Nobody, would possibly ever know the truth right? Nobody would ever find out how it is almost impossible for me to leave my bed every morning or how it is almost impossible for me to muster the courage to walk into school every day. I used to believe that today would be the day, the day that I get over this depression; the day that I just get over it, but that day still hasn't come. I still wake up and see the same malnourished dumb boy that I have always been. The same waste of space. The same burden, the same.........nothing.

I guess after all of that drama I might as well provide a somewhat decent introduction.

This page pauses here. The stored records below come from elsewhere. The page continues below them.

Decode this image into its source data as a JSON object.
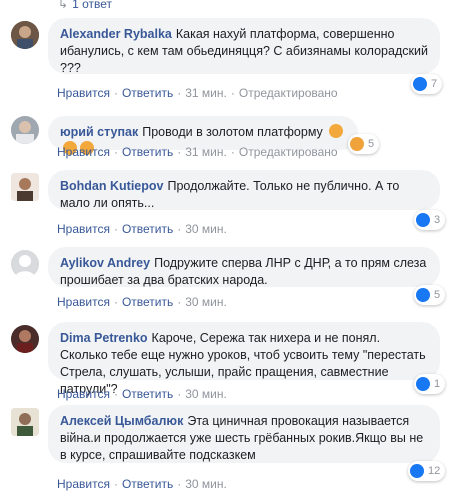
{
  "reply_count": "1 ответ",
  "action_labels": {
    "like": "Нравится",
    "reply": "Ответить"
  },
  "colors": {
    "link": "#385898",
    "bubble": "#f2f3f5",
    "meta": "#90949c",
    "like": "#1877f2",
    "angry": "#f0a23b"
  },
  "comments": [
    {
      "author": "Alexander Rybalka",
      "text": "Какая нахуй платформа, совершенно ибанулись, с кем там обьединяцця? С абизянамы колорадский ???",
      "time": "31 мин.",
      "edited": "Отредактировано",
      "reactions": {
        "icon": "like-icon",
        "count": "7"
      }
    },
    {
      "author": "юрий ступак",
      "text": "Проводи в золотом платформу",
      "emoji": [
        "angry-emoji",
        "angry-emoji",
        "angry-emoji"
      ],
      "time": "31 мин.",
      "edited": "Отредактировано",
      "reactions": {
        "icon": "angry-icon",
        "count": "5"
      }
    },
    {
      "author": "Bohdan Kutiepov",
      "text": "Продолжайте. Только не публично. А то мало ли опять...",
      "time": "30 мин.",
      "reactions": {
        "icon": "like-icon",
        "count": "3"
      }
    },
    {
      "author": "Aylikov Andrey",
      "text": "Подружите сперва ЛНР с ДНР, а то прям слеза прошибает за два братских народа.",
      "time": "30 мин.",
      "reactions": {
        "icon": "like-icon",
        "count": "5"
      }
    },
    {
      "author": "Dima Petrenko",
      "text": "Кароче, Сережа так нихера и не понял. Сколько тебе еще нужно уроков, чтоб усвоить тему \"перестать Стрела, слушать, услыши, прайс пращения, савместние патрули\"?",
      "time": "30 мин.",
      "reactions": {
        "icon": "like-icon",
        "count": "1"
      }
    },
    {
      "author": "Алексей Цымбалюк",
      "text": "Эта циничная провокация называется війна.и продолжается уже шесть грёбанных рокив.Якщо вы не в курсе, спрашивайте подсказкем",
      "time": "30 мин.",
      "reactions": {
        "icon": "like-icon",
        "count": "12"
      }
    }
  ]
}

My name is Matthew and I was born in Norwalk, Georgia on December 21st, 1998. My favorite color is ash grey. My current favorite song is Lost Boy by Ruth B, I know it is clique but I love it. I guess you could say that I am gay as well because I feel like I am more attracted to men than anything. Not like anyone is interested anyway. Also, before you ask no I am not a virgin. I lost that card a few years back to a person I used to call a friend.

I feel insignificant and damaged regarding being a proper figure in the high ranking of my community. I am destined to follow in my father's shoes but it seems that his shoes are just too large for me to fill. I feel like damaged goods.